Discuss Yeats as a ‘Last Romantic’ with reference to the poems on your syllabus.

Yeats began writing poems in the romantic, and pore- Raphaelite tradition. There was an echo of Shelley and Spenser and the Pre-Raphaelites in his poetry. The early poetry of W.B Yeats is not realistic. There is a distinct echo of the Romantics in the poems of his early period. Even in his later poems, despite the realistic diction and an effort to bring his poetry to the earth, Yeats is till not free from the spell of the fairies, ghosts, magic and the mysterious world.
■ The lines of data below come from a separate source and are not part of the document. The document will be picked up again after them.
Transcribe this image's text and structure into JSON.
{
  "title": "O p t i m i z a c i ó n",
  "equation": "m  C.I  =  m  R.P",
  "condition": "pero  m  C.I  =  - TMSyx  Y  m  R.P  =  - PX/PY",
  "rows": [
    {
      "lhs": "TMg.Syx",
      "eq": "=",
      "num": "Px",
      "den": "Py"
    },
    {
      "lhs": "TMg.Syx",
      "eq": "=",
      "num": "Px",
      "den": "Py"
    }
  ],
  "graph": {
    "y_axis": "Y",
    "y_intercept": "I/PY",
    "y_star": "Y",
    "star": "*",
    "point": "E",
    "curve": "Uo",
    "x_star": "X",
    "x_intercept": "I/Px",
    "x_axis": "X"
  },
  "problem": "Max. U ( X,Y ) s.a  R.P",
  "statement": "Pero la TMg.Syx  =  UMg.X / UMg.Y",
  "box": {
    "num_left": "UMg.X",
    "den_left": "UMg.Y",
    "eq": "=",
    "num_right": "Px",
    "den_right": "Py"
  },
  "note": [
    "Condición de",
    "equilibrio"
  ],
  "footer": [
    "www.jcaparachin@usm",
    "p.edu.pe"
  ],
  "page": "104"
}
He is indeed, the last romantic. In this regard we may mention Wordsworth’s famous saying:

“Bliss was it in that dawn to be alive
But to be young was very heaven “

Escapism:

Escapism from the realities of life is a distinctly romantic quality. Yeats’s early poetry was strongly influenced by William Morris and the Pre- Raphaelites. The poems that made him famous were the lyrics first published in The Scots Observer, and reprinted with The Wanderings of Oisin and the collection called The Rose. They are dreamy romantic lyrics, such as To an Island in the Water, The Lake Isle of Innisfree, The Sorrow of Love and When You Are Old. About the lake Isle of Innisfree, Steven wrote; “It is so quaint and airy, simple, artful, and eloquent to the heart”. His early poems made him very popular with a section of the English middle class which wanted to forget the ngliness and vulgarity of the industrial civilization and escape in to the mists of an imaginary Celtic Twilight. All the characteristic features and flavour of romantic poetry are present in most of Yeast’s early poems. In The Lake Isle of Innisfree he says:
                     
“I will arise and go now, and go to Innisfree;
                     
  And a small cabin blind there…”

Mysticism:


Yeats’s mysticism like that of Blake, is also a romantic trait. To Yeats, a poet was very close to a mystic and the poet’s experience like the mystic’s is capable of giving to the poem a spiritual world whose existence is very real. Much of the power, even of his later poetry has to do with what he talks of in that mystical work, A Vision, A Vision in many ways touches upon the supernatural realities from which a poet can choose his imagery.